Glaxo is currently trading at 1012p and offering a yield of 5.4%.
MEDIUM RISK
Aggreko
Aggreko, has the worlds largest power generation fleet and if needed could provide 9% of the UK total energy needs. The company is benefitting from the credit crunch as governments are reluctant to build new power plants or generators - the cheaper option is to rent one.
Aggreko recently produced an impressive set of figures when they released their final results. It pre-tax profits rose 52% to £250m and this was a £60m increase on consensus estimates.
Aggreko is currently trading at 403p and offering a yield of 2.2%.
HIGH RISK
Tullow Oil
Tullow is more of an exploration company than a producer of oil.
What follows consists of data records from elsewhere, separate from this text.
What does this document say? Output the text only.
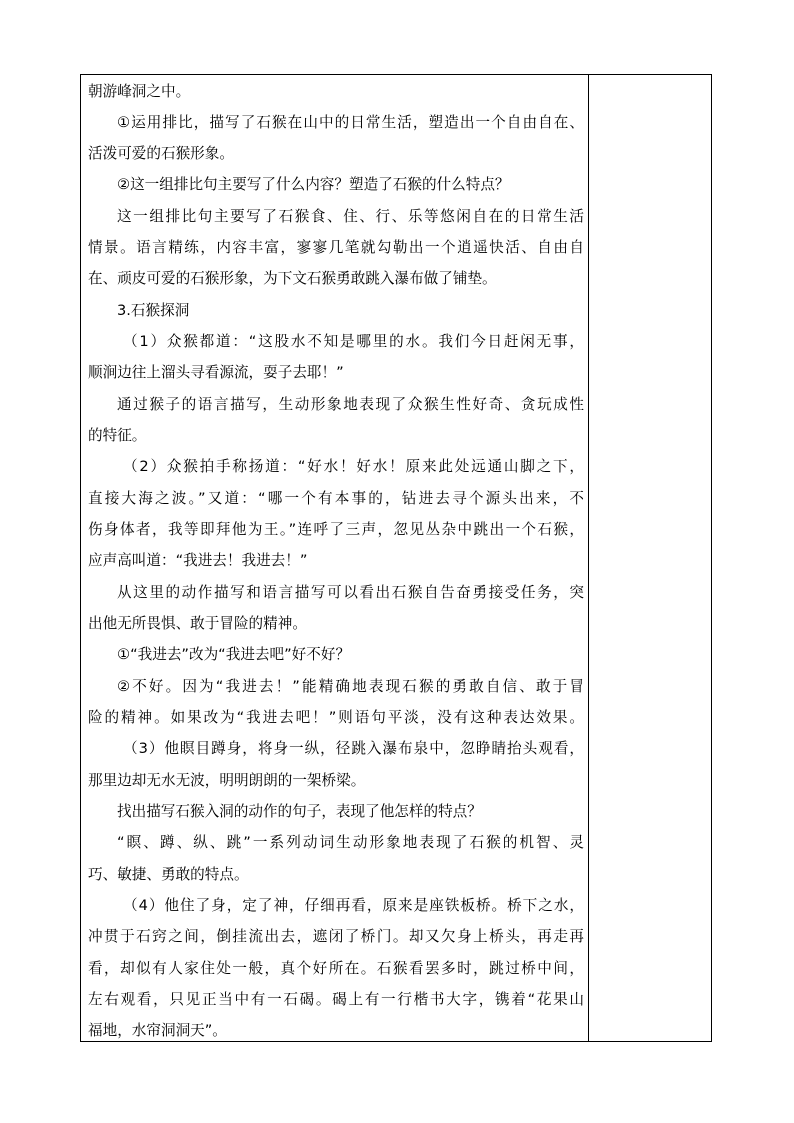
朝游峰洞之中。
①运用排比，描写了石猴在山中的日常生活，塑造出一个自由自在、
活泼可爱的石猴形象。
②这一组排比句主要写了什么内容？塑造了石猴的什么特点？
这一组排比句主要写了石猴食、住、行、乐等悠闲自在的日常生活
情景。语言精练，内容丰富，寥寥几笔就勾勒出一个逍遥快活、自由自
在、顽皮可爱的石猴形象，为下文石猴勇敢跳入瀑布做了铺垫。
3.石猴探洞
（1）众猴都道：“这股水不知是哪里的水。我们今日赶闲无事，
顺涧边往上溜头寻看源流，耍子去耶！”
通过猴子的语言描写，生动形象地表现了众猴生性好奇、贪玩成性
的特征。
（2）众猴拍手称扬道：“好水！好水！原来此处远通山脚之下，
直接大海之波。”又道：“哪一个有本事的，钻进去寻个源头出来，不
伤身体者，我等即拜他为王。”连呼了三声，忽见丛杂中跳出一个石猴，
应声高叫道：“我进去！我进去！”
从这里的动作描写和语言描写可以看出石猴自告奋勇接受任务，突
出他无所畏惧、敢于冒险的精神。
①“我进去”改为“我进去吧”好不好？
②不好。因为“我进去！”能精确地表现石猴的勇敢自信、敢于冒
险的精神。如果改为“我进去吧！”则语句平淡，没有这种表达效果。
（3）他瞑目蹲身，将身一纵，径跳入瀑布泉中，忽睁睛抬头观看，
那里边却无水无波，明明朗朗的一架桥梁。
找出描写石猴入洞的动作的句子，表现了他怎样的特点？
“瞑、蹲、纵、跳”一系列动词生动形象地表现了石猴的机智、灵
巧、敏捷、勇敢的特点。
（4）他住了身，定了神，仔细再看，原来是座铁板桥。桥下之水，
冲贯于石窍之间，倒挂流出去，遮闭了桥门。却又欠身上桥头，再走再
看，却似有人家住处一般，真个好所在。石猴看罢多时，跳过桥中间，
左右观看，只见正当中有一石碣。碣上有一行楷书大字，镌着“花果山
福地，水帘洞洞天”。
Discovery success rate in 2008 proved to be encouraging while indicating further drilling potential in 2009.
Political problems in Kenya have resulted in delays in drilling at one of its big exploration sites. However, this should not create too many issues in the short-term as this site is not expected to be a meaningful contributor for a further 5 years.
Tullow's final results are due 11 March. The company is famed for positive results, whether its new oil finds, upgrades of existing oil fields or new developing sites being acquired. No doubt there will be some element of this in the figures but it will be interesting to see how Tullow has been coping with the falling price of oil.
Tullow is currently trading at 792p and offering a yield of 0.7%.